M0 本気で社会を生き抜く力、それが経営力



経営塾に参加する中堅社員の人たちの中には、「経営」という言葉が当初しっくりこない、肚に落ちないと感じる人が一定数いる。「経営」というと、社長を始めとする企業の役員レベルの専任事項で、それ以外の社員には縁遠いものと捉える人も多い。一般に、社員には経営者の仕事が見えにくく、経営に必要な力もイメージが掴みにくいことが一因と思われる。


弘下村塾では、経営を「人を先導して社会に役立つ事を成す営み」とし、経営力を「①課題を特定する力、②解を示す力、③人を率いて結果を出す力」の「3つの力かけ算」と定義している。足し算ではなくかけ算なのは、3つのうちどれか1つがゼロなら、いくら他の力があってもゼロとなるからだ。

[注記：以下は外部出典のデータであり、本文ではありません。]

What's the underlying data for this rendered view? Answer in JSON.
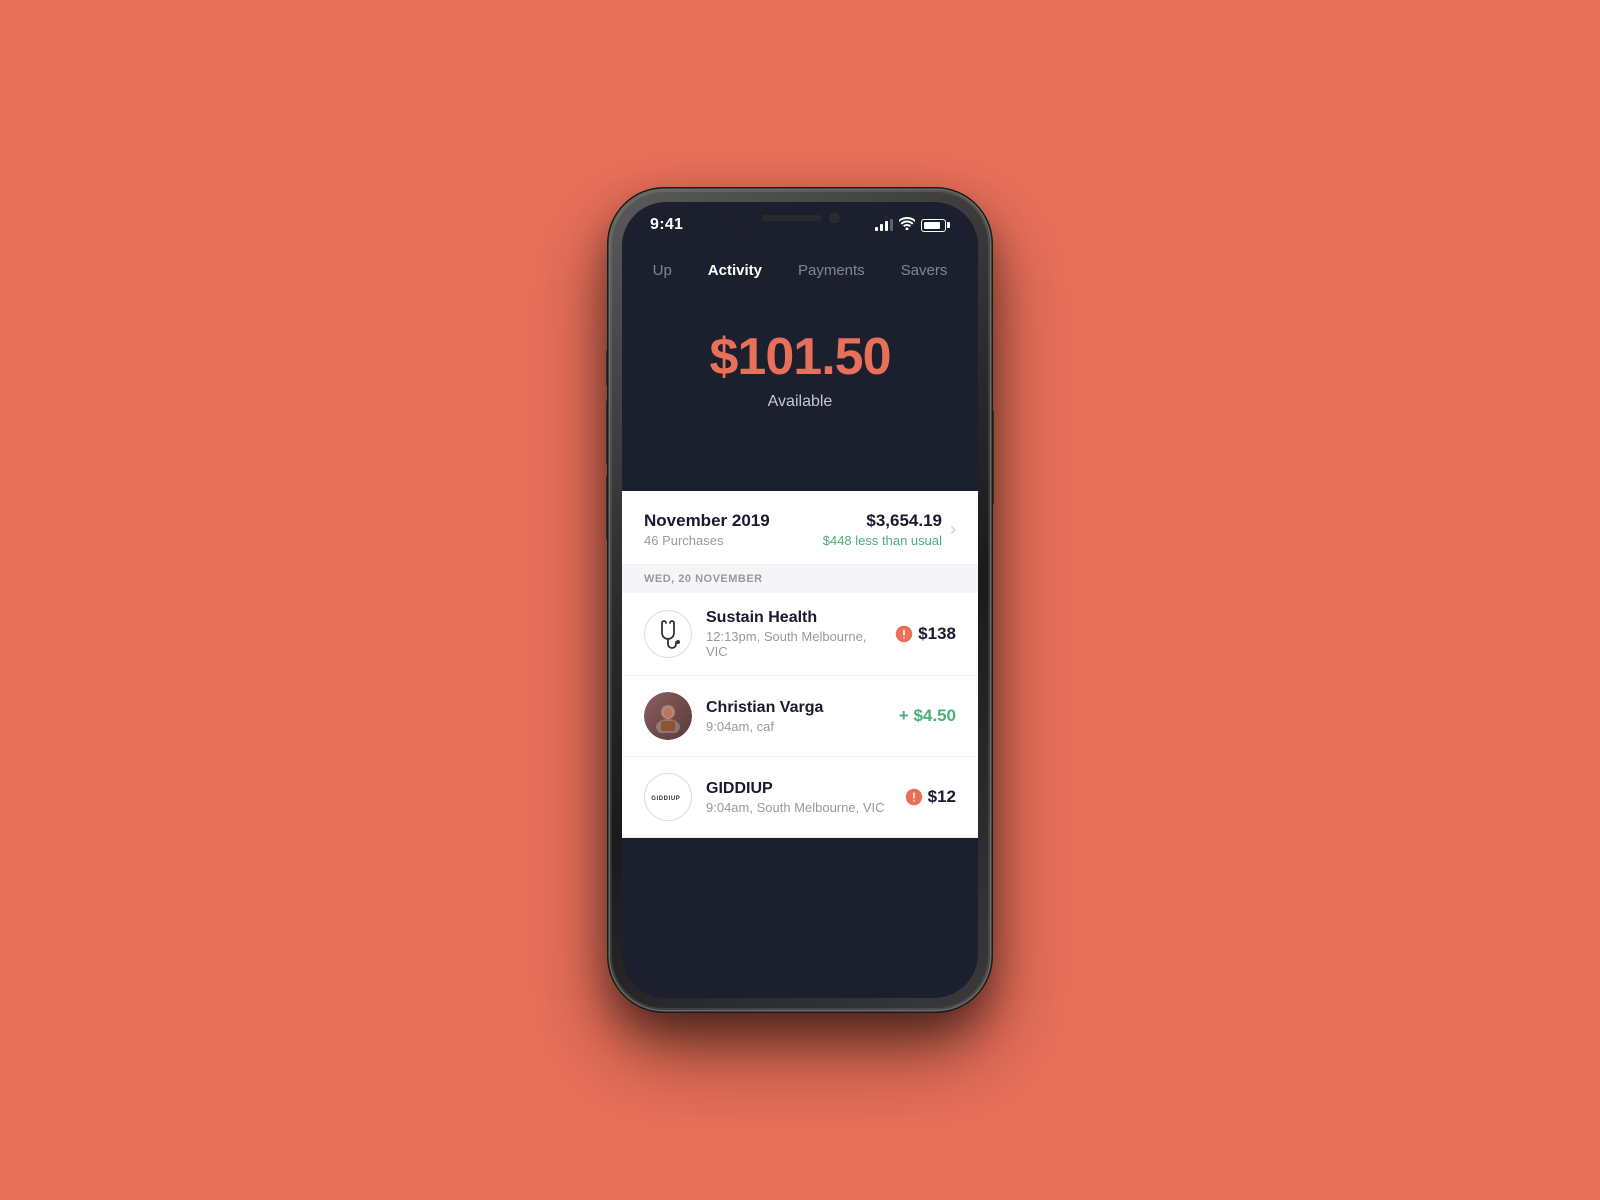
{
  "background_color": "#E8705A",
  "status_bar": {
    "time": "9:41"
  },
  "navigation": {
    "tabs": [
      {
        "label": "Up",
        "active": false
      },
      {
        "label": "Activity",
        "active": true
      },
      {
        "label": "Payments",
        "active": false
      },
      {
        "label": "Savers",
        "active": false,
        "truncated": true
      }
    ]
  },
  "balance": {
    "amount": "$101.50",
    "label": "Available"
  },
  "month_summary": {
    "month": "November 2019",
    "purchases": "46 Purchases",
    "total": "$3,654.19",
    "comparison": "$448 less than usual"
  },
  "date_separator": "WED, 20 NOVEMBER",
  "transactions": [
    {
      "id": 1,
      "name": "Sustain Health",
      "meta": "12:13pm, South Melbourne, VIC",
      "amount": "$138",
      "amount_type": "debit",
      "avatar_type": "stethoscope"
    },
    {
      "id": 2,
      "name": "Christian Varga",
      "meta": "9:04am, caf",
      "amount": "+ $4.50",
      "amount_type": "credit",
      "avatar_type": "person"
    },
    {
      "id": 3,
      "name": "GIDDIUP",
      "meta": "9:04am, South Melbourne, VIC",
      "amount": "$12",
      "amount_type": "debit",
      "avatar_type": "logo"
    }
  ]
}
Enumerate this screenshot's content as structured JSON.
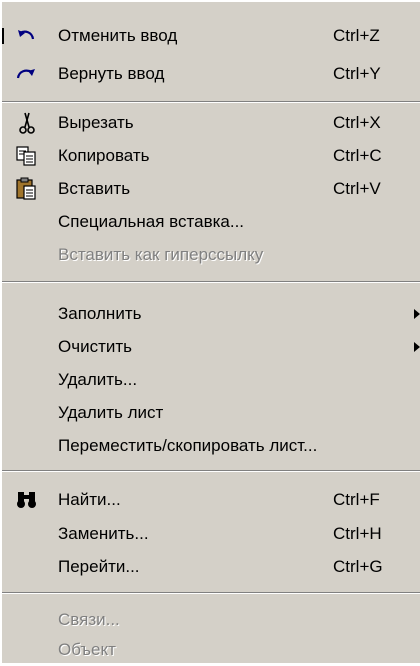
{
  "menu": {
    "items": [
      {
        "label": "Отменить ввод",
        "shortcut": "Ctrl+Z",
        "icon": "undo-icon",
        "enabled": true
      },
      {
        "label": "Вернуть ввод",
        "shortcut": "Ctrl+Y",
        "icon": "redo-icon",
        "enabled": true
      },
      {
        "label": "Вырезать",
        "shortcut": "Ctrl+X",
        "icon": "scissors-icon",
        "enabled": true
      },
      {
        "label": "Копировать",
        "shortcut": "Ctrl+C",
        "icon": "copy-icon",
        "enabled": true
      },
      {
        "label": "Вставить",
        "shortcut": "Ctrl+V",
        "icon": "paste-icon",
        "enabled": true
      },
      {
        "label": "Специальная вставка...",
        "enabled": true
      },
      {
        "label": "Вставить как гиперссылку",
        "enabled": false
      },
      {
        "label": "Заполнить",
        "submenu": true,
        "enabled": true
      },
      {
        "label": "Очистить",
        "submenu": true,
        "enabled": true
      },
      {
        "label": "Удалить...",
        "enabled": true
      },
      {
        "label": "Удалить лист",
        "enabled": true
      },
      {
        "label": "Переместить/скопировать лист...",
        "enabled": true
      },
      {
        "label": "Найти...",
        "shortcut": "Ctrl+F",
        "icon": "binoculars-icon",
        "enabled": true
      },
      {
        "label": "Заменить...",
        "shortcut": "Ctrl+H",
        "enabled": true
      },
      {
        "label": "Перейти...",
        "shortcut": "Ctrl+G",
        "enabled": true
      },
      {
        "label": "Связи...",
        "enabled": false
      },
      {
        "label": "Объект",
        "enabled": false
      }
    ]
  },
  "colors": {
    "menu_background": "#d4d0c8",
    "text": "#000000",
    "disabled_text": "#808080",
    "highlight_white": "#ffffff",
    "separator_shadow": "#808080"
  }
}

こう捉えると、経営実践に必要なスキルとマインドの具体的なイメージが湧きやすい。何を学ぶべきかもより鮮明になる。また、経営力が社長や役員に限らず、グループ長や課長、部長など、組織(や社会)を率いる全ての人に必要なものであることもハッキリするだろう。3つの力を説明したい。


「課題を特定する力」とは、平時にあっても「このままでは危うい!」と潜在的、かつ本質的な課題を指摘し、改革の必要性を唱える力のことだ。現状観察力、あるべき姿の構想力、建設的な批判精神、より良い社会(職場)を望む思いの強さがこの力の源となる。集団が健全に維持・発展するには、メンバーが気づかない潜在的な課題を指摘し、周囲に警鐘を鳴らすリーダーが要る。


「解を示す力」とは、集団の行く先を示す力のことだ。全ての経営課題の解答を、リーダー自身が捻り出す必要はない。事実を検証し、関係者の意見や提案を吟味した上で、多くのメンバーが納得する「意思決定が出来る」ことが大事だ。


これには情報収集力、他者理解力、仮説思考力、問題の根っこに切り込む論理展開力、決断に際しての自己客観視力 / 内省力が求められる。経営課題は、数学と異なり、唯一の正解があるわけではない。どの案にも良い点もあれば不都合な点もあるのが常ゆえ、そのような状況下でも自らの立ち位置を定める力と、メンバーの理解と共感を得るためのコミュニケーション力が欠かせない。


「人を率いて結果を出す力」は、示した解(目標)に向かって関係者の力を結集し、結果が出るまでやり切る力のことである。計画立案力、ファシリテーション力、メンバー育成力、組織求心力に加え、遭遇する種々の障害を乗り越えて「必ずやり切る!」信念(パッション)が問われる。私自身の経験からは、経営の失敗はこの力が不十分なゆえに起こることが圧倒的に多いと感じる。


こう捉えると、経営には途方もない力量が必要と思うかもしれない。確かに一朝一夕に成せるものではないだろう。しかし、より良い社会(職場)を目指して率先して行動を起こし、自らも人としての成長を続けるためには、これらの力を少しでも多く、かつ包括的に身につけることが肝要だ。これこそが「本気で社会を生き抜くために必要な力」であり、人生を豊かに生きる原動力とも言える。(弘下村塾では、経営力をさらに 145 のスキルと 86 のマインドセットに分解してトレーニングを積む。)


真に自立した社会人とは、自らの利のみに捕らわれることなく、集団(他者)に対しての責任を果たす気概と力量を持つ人のことだ。このような人がいるからこそ、社会は回る。「経営」という言葉への先入観に捕らわれず、自分のためにも、共に行動する仲間のためにも「本気で社会を生き抜く力」を鍛えたい。